A flash of bright orange from an aspen-clad ridge materialized into three figures, two laboring to control a heavy game cart, the third clearing a path through fallen trees.
Andy Johnson of Arvada had bagged a 5-pointer higher up the ridge late the previous day, only scant minutes and a few yards from where his brother, Tim, shot a similar bull. Now the hardest part of the hunt was at hand.
With their father, Ray, and cousins David Boonstra and Michael Dowell, the brothers had realized every elk enthusiast’s dream: quick, clean kills early in the hunt not terribly far from a road, a heady preamble to lots of juicy steaks on cold winter nights.
It was a textbook scenario that delighted hunter and monitor alike.
“Thanks for helping us with our herd management objectives,” Lamb quipped, only partially in jest.
The Johnsons had been twice blessed, first by drawing licenses for the quality first season in one of the state’s most desirable hunt areas. Unit 49, encompassing the towering Mosquito Range, is favored both for its elk population and proximity to the Front Range and increasingly populous Summit County.

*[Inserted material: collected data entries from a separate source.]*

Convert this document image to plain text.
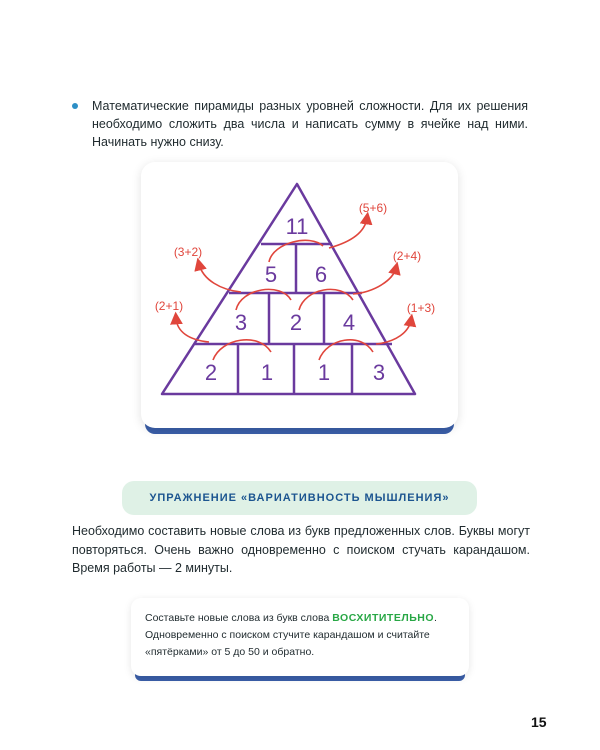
Математические пирамиды разных уровней сложности. Для их решения необходимо сложить два числа и написать сумму в ячейке над ними. Начинать нужно снизу.
11
5 6
3 2 4
2 1 1 3
(5+6)
(3+2)	(2+4)
(2+1)	(1+3)
УПРАЖНЕНИЕ «ВАРИАТИВНОСТЬ МЫШЛЕНИЯ»
Необходимо составить новые слова из букв предложенных слов. Буквы могут повторяться. Очень важно одновременно с поиском стучать карандашом. Время работы — 2 минуты.
Составьте новые слова из букв слова ВОСХИТИТЕЛЬНО. Одновременно с поиском стучите карандашом и считайте «пятёрками» от 5 до 50 и обратно.
15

This unit, indeed all the hunt zones surrounding the broad expanse of South Park, has reached a leveling of its elk population in keeping with DOW’s aim to bring herds into better balance with the range.
Despite a blustery Saturday night storm, these lucky hunters opened the season to generally mild weather and no perceptible movement of animals. Although high peaks glistened with a cake’s frosting of white, the snow line barely reached to 11,000 feet. In Fairplay before dawn, the thermometer registered a balmy 31 degrees.
A more serious snowstorm that swept across the state Tuesday generally came too late to aid this first hunt. But this midweek storm, along with another front expected Friday, should set the stage for the more intense nine-day second segment for both deer and elk that starts Saturday – along with two later hunts that extend through Nov. 19.
It will be a month marked by exciting times and momentous decisions. But before any hunter decides to take the wrong shot, he might consider who might be watching.